My Dad
This is one paper I wrote early. I wrote most of it almost two years ago, but now that I have to turn it in I can't stop making changes. So hopefully it's perfectly imperfect.
Willard Pinkney "Boots" Rhodes passed away at least 12 years late on November 3, 2019. He survived an appendix rupture and surgery in 1945 at tiny Fletcher Hospital. He survived The Korean War, and in the 70s he was crushed while working on a car. He squirmed his way out on his own. He has been hit by lightning three times, beaten cancer twice, raised six children, and in the summer of 2007 his heart raced to 250 beats per minute while he was working on his porch in West Virginia. Most would drop dead from a heart rate that high, he took an aspirin and waited for someone to pick him up to take him to the hospital. His tachycardia has given him free rides on helicopters all over the country - from Buckeye WV to Roanoke, and the lip of the Grand Canyon to Flagstaff, Arizona. And if someone were to ask what he died from, the family's answer is well...everything. It took everything in him quitting for him to quit. His life was his favorite maxim, "Use it up, wear it out, make it do, or do without."
Boots was born January 1, 1933 in Hoopers Creek, North Carolina, the 4th of 5 children to Henry and Birdell Lanning Rhodes. He travelled the world and died a half mile from where he was born. He got his nickname traipsing around the house in his mother Birdie's work boots, and not from the time he kicked one of those boots through the front glass window like I remembered. He enjoyed life in the country, raising cows, chickens and farming. From an early age he saved everything, especially money. A story he loved to tell was from his boyhood and he bought some bubble gum, a rare treat. He ran into his preacher who asked if he could have some, and little Boots said, "No sir, I'm saving it for Sunday."

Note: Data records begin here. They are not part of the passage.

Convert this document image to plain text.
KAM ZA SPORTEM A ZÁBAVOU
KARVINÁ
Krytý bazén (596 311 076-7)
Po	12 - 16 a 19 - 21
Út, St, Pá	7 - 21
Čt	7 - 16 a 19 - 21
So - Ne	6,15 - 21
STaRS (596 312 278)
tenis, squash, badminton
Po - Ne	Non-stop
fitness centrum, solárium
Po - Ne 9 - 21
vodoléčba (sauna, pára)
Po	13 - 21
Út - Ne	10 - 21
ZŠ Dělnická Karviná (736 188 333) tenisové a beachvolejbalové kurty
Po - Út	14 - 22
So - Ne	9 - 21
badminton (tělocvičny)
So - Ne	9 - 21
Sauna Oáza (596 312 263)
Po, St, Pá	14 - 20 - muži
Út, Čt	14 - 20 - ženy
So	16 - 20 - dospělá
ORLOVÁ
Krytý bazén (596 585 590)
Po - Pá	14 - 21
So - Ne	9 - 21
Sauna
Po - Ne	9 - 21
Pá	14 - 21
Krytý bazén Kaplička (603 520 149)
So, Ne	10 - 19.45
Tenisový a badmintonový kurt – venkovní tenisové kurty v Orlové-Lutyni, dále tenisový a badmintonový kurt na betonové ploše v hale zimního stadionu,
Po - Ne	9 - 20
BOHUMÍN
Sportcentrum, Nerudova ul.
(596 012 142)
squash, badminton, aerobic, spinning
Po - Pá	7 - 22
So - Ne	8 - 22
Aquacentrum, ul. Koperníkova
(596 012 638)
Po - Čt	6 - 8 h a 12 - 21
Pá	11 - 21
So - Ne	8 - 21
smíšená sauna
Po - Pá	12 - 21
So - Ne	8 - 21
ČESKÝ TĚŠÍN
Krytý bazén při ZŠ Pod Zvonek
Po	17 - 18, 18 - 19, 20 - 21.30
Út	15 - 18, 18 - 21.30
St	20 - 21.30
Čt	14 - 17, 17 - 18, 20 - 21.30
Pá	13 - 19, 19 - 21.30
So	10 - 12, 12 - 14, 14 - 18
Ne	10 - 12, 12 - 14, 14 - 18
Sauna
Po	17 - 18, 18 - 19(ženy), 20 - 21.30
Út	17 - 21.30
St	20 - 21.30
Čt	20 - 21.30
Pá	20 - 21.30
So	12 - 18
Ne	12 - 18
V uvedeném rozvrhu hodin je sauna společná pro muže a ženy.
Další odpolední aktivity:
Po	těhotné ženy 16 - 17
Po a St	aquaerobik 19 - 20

After graduating from Flat Rock High School in 1950, he began working at Cranston Print Works for the next twelve years, never missing a day of work in that time. In those years, he also served his country in the Navy in the Korean War. A Gideon Bible was instrumental to his salvation in his 30s, and he served as a Gideon for over 40 years.
He began a career selling orthodontic supplies by moving to Georgia and then to Los Angeles for 19 years before settling back in Hooper's Creek in 1979. In those years he had six children who have provided 25 grandchildren and great grandchildren.
Boots loved his country, its freedoms, opportunity, and the beauty from coast to coast. He drove across it at least 15 times, most recently at age 84. The beauty of the redwoods in California were particularly striking to him, and while at age 17 I might not have understood the tears in his eyes standing among them, I certainly do now, and I'm grateful he passed the appreciation of beauty on to all of us.
He knew his place in this world, and ultimately that was in Hooper's Creek as the patriarch of a large family that loves, honors and respects him. He was surrounded by those children when he died listening to their stories about what a legendary man he really was.
He always said his children were the defining accomplishment of his life, and if he ever let us down we don't remember it, and his presence in our lives is so big that it wouldn't matter if we could remember a time that he did.
His life was bigger than words in a newspaper, and we'll feel his loss the rest of our lives. But we'll see his reflection in the eyes of each other and our children as we strive to become better people every day the same way he did, and in that maybe we will find some comfort.
He is survived by his wife of ten years, Ginger Wilkie Rhodes, two sisters - Nellie Wilkie and Phyllis Mann, his six children - Deborah Rhodes Owens, Bill Rhodes, Jason Rhodes, Justin Rhodes, Kelly Rhodes Paschall, and Shelby Rhodes Foley and all their spouses and children and grandchildren.
Services will be held at First Baptist Church, Hendersonville Thursday at 3:00 PM, with visitation beginning at 1:00. In lieu of flowers, please make donations to Gideons International.